Dynamic Library CPU HAL Driver

IREE supports efficient model execution on CPU. IREE uses LLVM to compile dense computation in the model into highly optimized CPU native instruction streams, which are embedded in IREE's deployable format as dynamic libraries (dylibs). IREE uses its own low-overhead minimal dynamic library loader to load them and then schedule them with concrete workloads onto various CPU cores.

!!! todo

Add IREE's CPU support matrix: what architectures are supported; what
architectures are well optimized; etc.

Get runtime and compiler

Get IREE runtime with dylib HAL driver

You will need to get an IREE runtime that supports the dylib HAL driver so it can execute the model on CPU via dynamic libraries containing native CPU instructions.

Build runtime from source

Please make sure you have followed the Getting started page to build IREE for your host platform and the Android cross-compilation page if you are cross compiling for Android. The dylib HAL driver is compiled in by default on all platforms.

Ensure that the IREE_HAL_DRIVER_DYLIB CMake option is ON when configuring for the target.

Get compiler for CPU native instructions

Download as Python package

Python packages for various IREE functionalities are regularly published to PyPI. See the Python Bindings page for more details. The core iree-compiler package includes the LLVM-based CPU compiler:

python -m pip install iree-compiler

!!! tip iree-compile is installed as /path/to/python/site-packages/iree/tools/core/iree-compile. You can find out the full path to the site-packages directory via the python -m site command.

Build compiler from source

Please make sure you have followed the Getting started page to build IREE for your host platform and the Android cross-compilation page if you are cross compiling for Android. The dylib compiler backend is compiled in by default on all platforms.

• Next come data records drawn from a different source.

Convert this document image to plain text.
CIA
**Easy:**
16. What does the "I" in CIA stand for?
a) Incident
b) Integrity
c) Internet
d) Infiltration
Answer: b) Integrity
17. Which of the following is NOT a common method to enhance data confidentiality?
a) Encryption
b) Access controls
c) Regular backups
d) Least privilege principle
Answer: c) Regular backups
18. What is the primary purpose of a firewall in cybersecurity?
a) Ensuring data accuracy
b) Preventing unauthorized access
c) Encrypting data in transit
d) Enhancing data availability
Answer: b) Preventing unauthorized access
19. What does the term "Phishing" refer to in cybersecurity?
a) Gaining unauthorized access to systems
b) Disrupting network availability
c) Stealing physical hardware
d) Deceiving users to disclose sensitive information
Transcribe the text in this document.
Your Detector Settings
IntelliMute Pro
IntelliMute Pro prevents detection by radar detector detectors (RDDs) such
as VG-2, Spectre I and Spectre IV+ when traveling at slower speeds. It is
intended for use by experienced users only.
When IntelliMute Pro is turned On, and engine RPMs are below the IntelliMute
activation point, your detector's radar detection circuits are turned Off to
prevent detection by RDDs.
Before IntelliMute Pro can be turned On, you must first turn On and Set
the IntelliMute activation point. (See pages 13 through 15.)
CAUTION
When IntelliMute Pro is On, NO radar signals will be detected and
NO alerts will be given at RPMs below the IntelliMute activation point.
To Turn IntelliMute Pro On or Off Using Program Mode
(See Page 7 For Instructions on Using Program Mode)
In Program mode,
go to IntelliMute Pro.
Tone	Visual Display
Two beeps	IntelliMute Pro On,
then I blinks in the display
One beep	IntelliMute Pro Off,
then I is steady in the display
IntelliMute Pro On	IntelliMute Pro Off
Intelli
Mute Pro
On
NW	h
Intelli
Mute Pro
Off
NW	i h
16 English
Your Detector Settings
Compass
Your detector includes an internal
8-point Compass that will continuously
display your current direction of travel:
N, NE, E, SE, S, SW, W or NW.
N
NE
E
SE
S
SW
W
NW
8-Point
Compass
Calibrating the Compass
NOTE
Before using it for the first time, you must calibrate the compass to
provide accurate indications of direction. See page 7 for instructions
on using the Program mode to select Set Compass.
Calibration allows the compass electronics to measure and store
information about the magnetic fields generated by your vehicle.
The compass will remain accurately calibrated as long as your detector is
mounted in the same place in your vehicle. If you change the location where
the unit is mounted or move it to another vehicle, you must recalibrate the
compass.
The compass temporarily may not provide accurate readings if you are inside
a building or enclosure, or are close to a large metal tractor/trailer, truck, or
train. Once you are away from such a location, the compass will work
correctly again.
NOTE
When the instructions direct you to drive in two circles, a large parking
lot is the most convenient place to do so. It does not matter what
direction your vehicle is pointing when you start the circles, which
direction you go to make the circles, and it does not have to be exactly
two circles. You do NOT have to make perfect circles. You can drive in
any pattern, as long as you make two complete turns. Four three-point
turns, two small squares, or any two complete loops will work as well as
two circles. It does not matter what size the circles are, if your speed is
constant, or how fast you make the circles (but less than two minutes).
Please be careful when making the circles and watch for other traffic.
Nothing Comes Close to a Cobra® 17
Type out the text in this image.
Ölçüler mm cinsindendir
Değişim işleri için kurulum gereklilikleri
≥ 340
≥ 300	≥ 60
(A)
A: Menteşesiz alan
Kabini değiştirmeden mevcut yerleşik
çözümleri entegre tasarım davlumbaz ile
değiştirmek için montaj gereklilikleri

Ensure that the IREE_TARGET_BACKEND_DYLIB_LLVM_AOT CMake option is ON when configuring for the host.

Compile and run the model

With the compiler and runtime for dynamic libraries, we can now compile a model and run it on the CPU.

Compile the model

IREE compilers transform a model into its final deployable format in many sequential steps. A model authored with Python in an ML framework should use the corresponding framework's import tool to convert into a format (i.e., MLIR) expected by main IREE compilers first.

Using MobileNet v2 as an example, you can download the SavedModel with trained weights from TensorFlow Hub and convert it using IREE's TensorFlow importer. Then,

Compile using the command-line

In the build directory, run the following command:

iree/tools/iree-compile \
    -iree-mlir-to-vm-bytecode-module \
    -iree-hal-target-backends=dylib-llvm-aot \
    iree_input.mlir -o mobilenet-dylib.vmfb

!!! todo

Choose the suitable target triple for the current CPU

where iree_input.mlir is the model‘s initial MLIR representation generated by IREE’s TensorFlow importer.

Run the model

Run using the command-line

In the build directory, run the following command:

iree/tools/iree-run-module \
    --driver=dylib \
    --module_file=mobilenet-dylib.vmfb \
    --entry_function=predict \
    --function_input="1x224x224x3xf32=0"

The above assumes the exported function in the model is named as predict and it expects one 224x224 RGB image. We are feeding in an image with all 0 values here for brevity, see iree-run-module --help for the format to specify concrete values.